ABENDBROT

Es war kurz vor den Abendnachrichten, und die Familie saß wie immer am Küchentisch, jeder auf seinem Platz. Es herrschte nicht das übliche Durcheinander, Mamas Genörgel und Papas Gerede und unser Gequengel, jetzt war nichts.

Nur der Radiosprecher las alles vor, was an diesem Tag irgendwo passiert war und uns nichts mehr anging.

Guðni spielte unbehelligt mit seinem Essen, weil Mama ihn nicht mehr zur Ordnung rief. Er spritzte Milch über mein Schellfischpüree, während ich ganz darin versunken war, jeden Bissen anzustarren, bevor ich ihn in die Tomatensoße tunkte und mir in den Mund schob, als wollte ich überprüfen, ob er echt war. Draußen war es schon zu dunkel, um mich durchs Fenster ins Koma zu starren, erst am nächsten Tag würde ich dem Wachsein wieder entfliehen können. Für einen Augenblick, einen lang ersehnten Augenblick. Ich sehnte mich danach, mir selbst zu entkommen, obwohl ich gerade erst zu begreifen begann, wer ich eigentlich war: Saga, Jóhannas kleine Schwester, Guðnis große Schwester.

Ich verstand nicht, warum es so deprimierend war, ich zu sein, fand es nur schlimm, überhaupt zu existieren. Ich wollte etwas Nettes zu Mama sagen, spürte aber, dass sie nicht wollte, dass ich etwas sagte. Jóhanna kapierte das nicht, sie redete viel und laut mit offenem Mund, während sie schmatzend aß, aber niemand hörte ihr zu, wir hörten nicht, was sie sagte. Ich kaute meinen breiigen Fisch, leise, damit man mich auch ganz bestimmt nicht hören würde. Dabei wusste ich, dass Mama mich nicht zurechtweisen würde, selbst wenn sie mich hören würde. Ich hoffte sogar, dass sie irgendwann wieder mit mir schimpfen würde.

Auf einmal hörten wir doch, was Jóhanna sagte. So laut und deutlich, dass unsere Trommelfelle platzten. Sie sagte: »Du wirst nicht immer so traurig sein, Mama. Versprochen.«

Auf ihrer Wange klatschte es laut, als Mama sie blitzschnell ohrfeigte. Dann war alles wieder so, als wäre nichts geschehen. Mama versank in sich selbst und hantierte zitternd mit ihrem Besteck, darum bemüht, ihre unkontrollierten Bewegungen zu fokussieren. Alles, was vom Alltäglichen abwich, war dazu verurteilt, unsere Einbildung zu sein. Die Ohrfeige war unsere Einbildung, genau wie Jóhanna, die auf ihren Teller starrte, während ihr Tränen über die Wangen liefen.

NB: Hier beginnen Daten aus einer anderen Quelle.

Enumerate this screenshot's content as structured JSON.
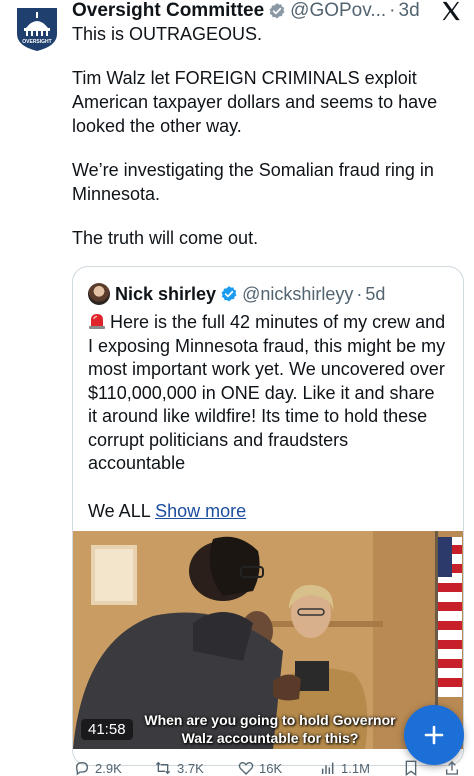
{
  "tweet": {
    "author_name": "Oversight Committee",
    "handle": "@GOPov...",
    "separator": "·",
    "time": "3d",
    "paragraphs": [
      "This is OUTRAGEOUS.",
      "Tim Walz let FOREIGN CRIMINALS exploit American taxpayer dollars and seems to have looked the other way.",
      "We’re investigating the Somalian fraud ring in Minnesota.",
      "The truth will come out."
    ],
    "avatar_text": "OVERSIGHT"
  },
  "quote": {
    "author_name": "Nick shirley",
    "handle": "@nickshirleyy",
    "separator": "·",
    "time": "5d",
    "text": "Here is the full 42 minutes of my crew and I exposing Minnesota fraud, this might be my most important work yet. We uncovered over $110,000,000 in ONE day. Like it and share it around like wildfire! Its time to hold these corrupt politicians and fraudsters accountable",
    "more_prefix": "We ALL",
    "show_more": "Show more",
    "video": {
      "duration": "41:58",
      "caption_line1": "When are you going to hold Governor",
      "caption_line2": "Walz accountable for this?"
    }
  },
  "actions": {
    "replies": "2.9K",
    "reposts": "3.7K",
    "likes": "16K",
    "views": "1.1M"
  },
  "colors": {
    "text": "#0f1419",
    "muted": "#536471",
    "verified": "#8b98a5",
    "verified_blue": "#1d9bf0",
    "link": "#1d4ea0",
    "fab": "#1d6fd8",
    "border": "#cfd9de"
  },
  "icons": [
    "capitol-logo-icon",
    "verified-badge-icon",
    "x-logo-icon",
    "siren-icon",
    "reply-icon",
    "repost-icon",
    "like-icon",
    "views-icon",
    "bookmark-icon",
    "share-icon",
    "plus-icon"
  ]
}
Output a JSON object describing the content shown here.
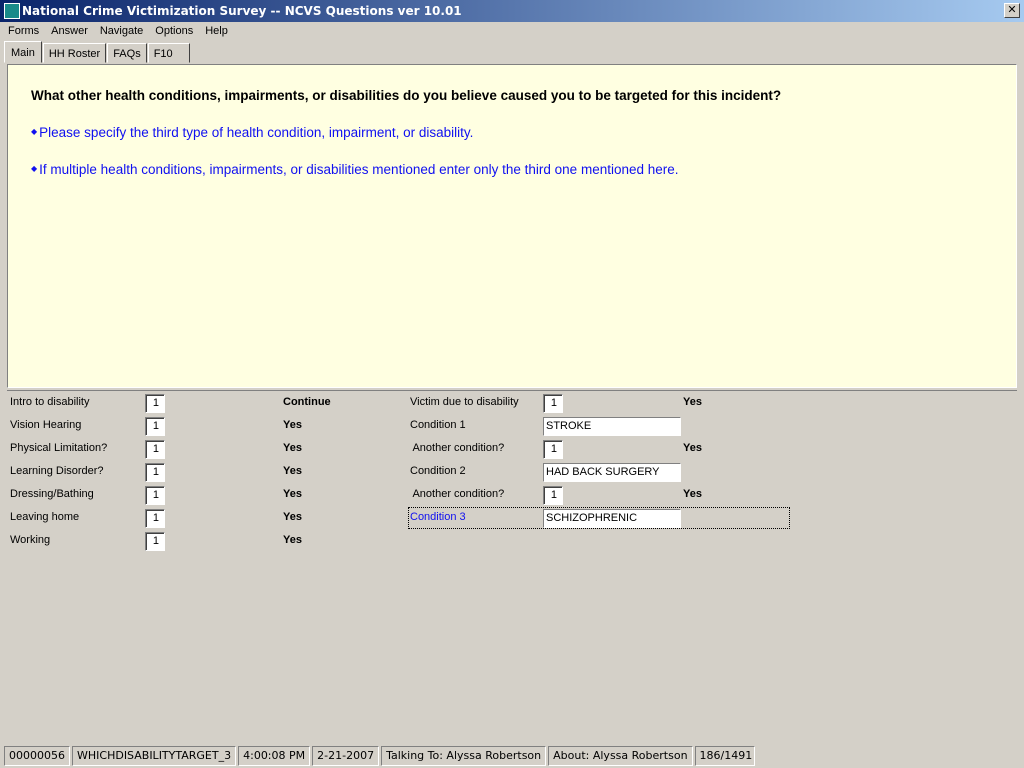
{
  "window": {
    "title": "National Crime Victimization Survey -- NCVS Questions ver 10.01",
    "close": "✕"
  },
  "menu": [
    "Forms",
    "Answer",
    "Navigate",
    "Options",
    "Help"
  ],
  "tabs": [
    "Main",
    "HH Roster",
    "FAQs",
    "F10"
  ],
  "question": {
    "text": "What other health conditions, impairments, or disabilities do you believe caused you to be targeted for this incident?",
    "instructions": [
      "Please specify the third type of health condition, impairment, or disability.",
      "If multiple health conditions, impairments, or disabilities mentioned enter only the third one mentioned here."
    ]
  },
  "left_fields": [
    {
      "label": "Intro to disability",
      "value": "1",
      "answer": "Continue"
    },
    {
      "label": "Vision Hearing",
      "value": "1",
      "answer": "Yes"
    },
    {
      "label": "Physical Limitation?",
      "value": "1",
      "answer": "Yes"
    },
    {
      "label": "Learning Disorder?",
      "value": "1",
      "answer": "Yes"
    },
    {
      "label": "Dressing/Bathing",
      "value": "1",
      "answer": "Yes"
    },
    {
      "label": "Leaving home",
      "value": "1",
      "answer": "Yes"
    },
    {
      "label": "Working",
      "value": "1",
      "answer": "Yes"
    }
  ],
  "right_fields": [
    {
      "label": "Victim due to disability",
      "value": "1",
      "answer": "Yes"
    },
    {
      "label": "Condition 1",
      "text": "STROKE"
    },
    {
      "label": " Another condition?",
      "value": "1",
      "answer": "Yes"
    },
    {
      "label": "Condition 2",
      "text": "HAD BACK SURGERY"
    },
    {
      "label": " Another condition?",
      "value": "1",
      "answer": "Yes"
    },
    {
      "label": "Condition 3",
      "text": "SCHIZOPHRENIC"
    }
  ],
  "status": [
    "00000056",
    "WHICHDISABILITYTARGET_3",
    "4:00:08 PM",
    "2-21-2007",
    "Talking To: Alyssa Robertson",
    "About:  Alyssa Robertson",
    "186/1491"
  ]
}
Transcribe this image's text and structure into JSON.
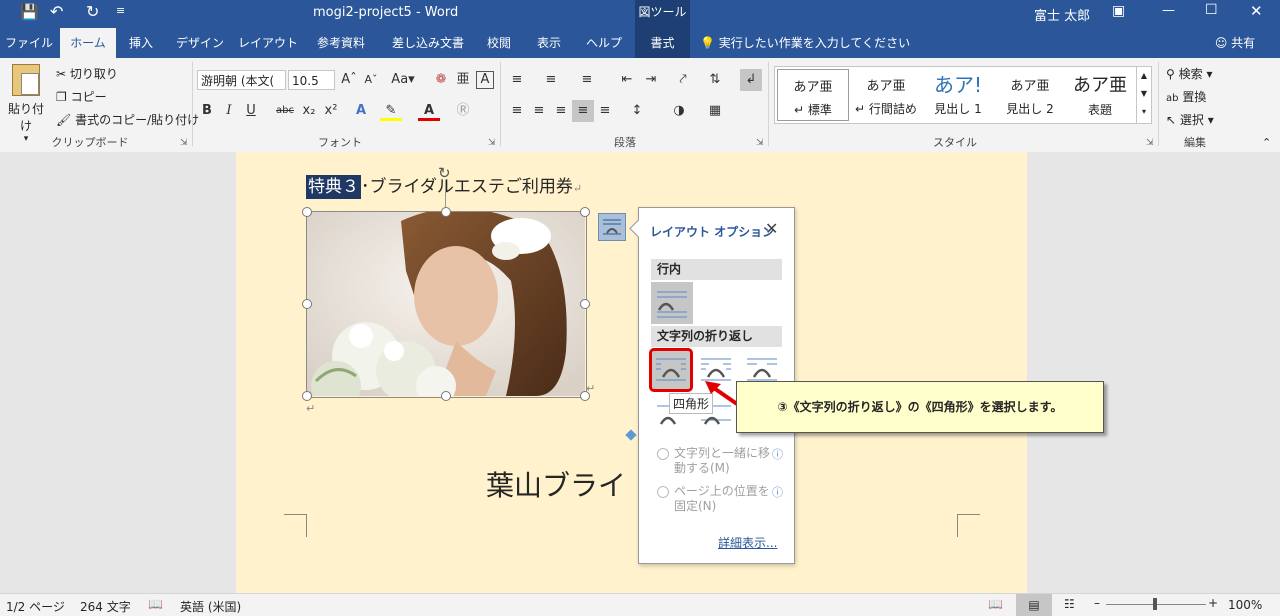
{
  "titlebar": {
    "doc_title": "mogi2-project5 - Word",
    "context_label": "図ツール",
    "user": "富士 太郎"
  },
  "tabs": [
    "ファイル",
    "ホーム",
    "挿入",
    "デザイン",
    "レイアウト",
    "参考資料",
    "差し込み文書",
    "校閲",
    "表示",
    "ヘルプ",
    "書式"
  ],
  "tell_me": "実行したい作業を入力してください",
  "share": "共有",
  "ribbon": {
    "clipboard": {
      "paste": "貼り付け",
      "cut": "切り取り",
      "copy": "コピー",
      "format_painter": "書式のコピー/貼り付け",
      "label": "クリップボード"
    },
    "font": {
      "name": "游明朝 (本文(",
      "size": "10.5",
      "label": "フォント"
    },
    "paragraph": {
      "label": "段落"
    },
    "styles": {
      "items": [
        {
          "preview": "あア亜",
          "name": "標準"
        },
        {
          "preview": "あア亜",
          "name": "行間詰め"
        },
        {
          "preview": "あア!",
          "name": "見出し 1"
        },
        {
          "preview": "あア亜",
          "name": "見出し 2"
        },
        {
          "preview": "あア亜",
          "name": "表題"
        }
      ],
      "label": "スタイル"
    },
    "editing": {
      "find": "検索",
      "replace": "置換",
      "select": "選択",
      "label": "編集"
    }
  },
  "document": {
    "heading_highlight": "特典３",
    "heading_rest": "･ブライダルエステご利用券",
    "big_text": "葉山ブライ"
  },
  "layout_panel": {
    "title": "レイアウト オプション",
    "inline_header": "行内",
    "wrap_header": "文字列の折り返し",
    "tooltip": "四角形",
    "move_with_text": "文字列と一緒に移動する(M)",
    "fix_position": "ページ上の位置を固定(N)",
    "more": "詳細表示..."
  },
  "callout": "③《文字列の折り返し》の《四角形》を選択します。",
  "status": {
    "page": "1/2 ページ",
    "words": "264 文字",
    "language": "英語 (米国)",
    "zoom": "100%"
  }
}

»Peng!«, rief Guðni und schlug mit der Kindergabel auf das Tischchen an seinem Kinderstuhl. Er lachte so schallend, dass Papa das Radio lauter drehte. Mama stand auf, gespielt gleichgültig, und sagte, sie sei müde. Ich hatte versucht, mir anzugewöhnen, mit derselben antrainierten Gleichgültigkeit zu sprechen, trotzdem schlug mein Herz schwer und schnell, als ich zu Jóhanna blickte und verkündete, ich sei auch müde.